Patrick Drahi séduit encore quelques boursicoteurs et quelques journalistes ; on se demande comment et pourquoi. Mais, le cercle des admirateurs s’est restreint. L’homme d’affaires n’impressionne notamment plus les journalistes de L’Express (dont il a fait cadeau à Alain Weill), de Libération (qu’il est faux de dire qu’il l’a sauvé), de ses sites ou de ses chaînes de télévision dédiées au sport, dont un certain nombre d’entre eux vont devoir aller s’inscrire à Pôle Emploi.

Patrick Drahi vient de faire annoncer par visioconférence un « plan de reconquête post-Covid qui aura un impact sur les effectifs » au sein de la filiale NextRadioTV, alors qu’Altice Europe a annoncé un chiffre d’affaires en hausse de 3,6 milliards au cours du premier trimestre et de 3,6 % en France. L’impact sera néanmoins sévère : la moitié des pigistes et des intermittents sacrifiés et, pour les permanents, un appel lancé aux volontaires ; si ces derniers ne sont pas assez nombreux, des licenciements seront envisagés.

Drahi avait l’ambition de constituer un grand groupe de médias pour fournir des contenus à ses abonnés à SFR. Sa stratégie de convergence des contenants et des contenus est un échec.
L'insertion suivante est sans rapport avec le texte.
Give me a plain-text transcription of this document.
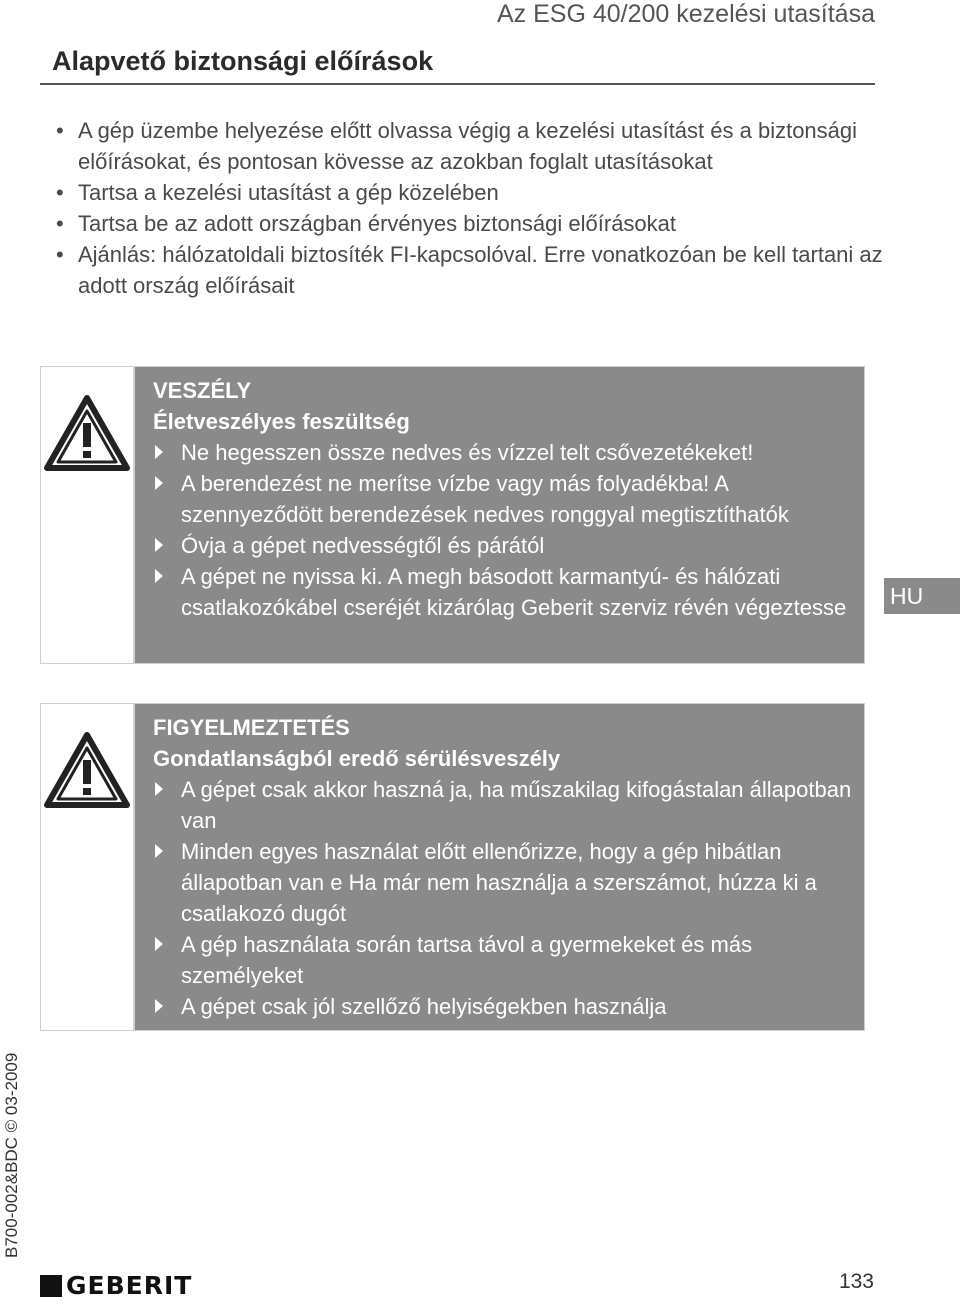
Az ESG 40/200 kezelési utasítása
Alapvető biztonsági előírások
• A gép üzembe helyezése előtt olvassa végig a kezelési utasítást és a biztonsági előírásokat, és pontosan kövesse az azokban foglalt utasításokat
• Tartsa a kezelési utasítást a gép közelében
• Tartsa be az adott országban érvényes biztonsági előírásokat
• Ajánlás: hálózatoldali biztosíték FI-kapcsolóval. Erre vonatkozóan be kell tartani az adott ország előírásait
VESZÉLY
Életveszélyes feszültség
Ne hegesszen össze nedves és vízzel telt csővezetékeket!
A berendezést ne merítse vízbe vagy más folyadékba! A szennyeződött berendezések nedves ronggyal megtisztíthatók
Óvja a gépet nedvességtől és párától
A gépet ne nyissa ki. A megh básodott karmantyú- és hálózati csatlakozókábel cseréjét kizárólag Geberit szerviz révén végeztesse
FIGYELMEZTETÉS
Gondatlanságból eredő sérülésveszély
A gépet csak akkor haszná ja, ha műszakilag kifogástalan állapotban van
Minden egyes használat előtt ellenőrizze, hogy a gép hibátlan állapotban van e Ha már nem használja a szerszámot, húzza ki a csatlakozó dugót
A gép használata során tartsa távol a gyermekeket és más személyeket
A gépet csak jól szellőző helyiségekben használja
HU
B700-002&BDC © 03-2009
GEBERIT	133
Comme d’autres avant lui, il s’est lourdement trompé.

Sans doute se croyait-il plus intelligent !

Ses bailleurs de fonds lui ont permis de s’endetter à hauteur de 50 milliards d’euros (31,2 pour la seule branche Altice Europe au 31 mars) puis n’ont pas hésité à lui autoriser de nouvelles lignes de crédits pour obtenir les droits de retransmission de quelques compétitions sportives à des prix exorbitants.

Aujourd’hui, ces mêmes bailleurs de fonds demandent des remboursements et les investisseurs des retours sur investissement. Les salariés, eux, paient cash erreurs de stratégie et gouffre financier et les dirigeants s’en vont voir ailleurs, pendant que Drahi reste fermement aux commandes du groupe Altice.

Ses erreurs devraient être sanctionnées ; elles sont saluées par la Bourse où l’action du groupe a bondi de près de 15 % après les annonces du plan de reconquête !

Beauté du monde libéral !

La convergence n’est pourtant pas la seule erreur stratégique de Drahi ; le lancement de cinq chaînes sportives était voué à l’échec. Les chaînes de ‘’niche’’ (comme on parle de magazines de ‘’niche’’) n’ont jamais réussi à s’imposer dans le paysage audiovisuel. Drahi, le suffisant, s’est entêté et les salariés trinquent.

Altice est une suite d’échecs qui ont amené son fondateur à revendre en quelques années ses pylônes, quelques filiales à l’étranger, ses magazines, son quotidien, ses chaînes de télévision sportives ; il a également stoppé les activités d’Altice Studio, sa filiale de cinéma et cherche à vendre Teads, sa filiale de publicité. Au total, il a plus licencié plus de salariés qu’il n’en a embauché.

Le dépeçage en dit long sur les capacités de ceux qui sont présentés comme de grands industriels et de grands stratèges.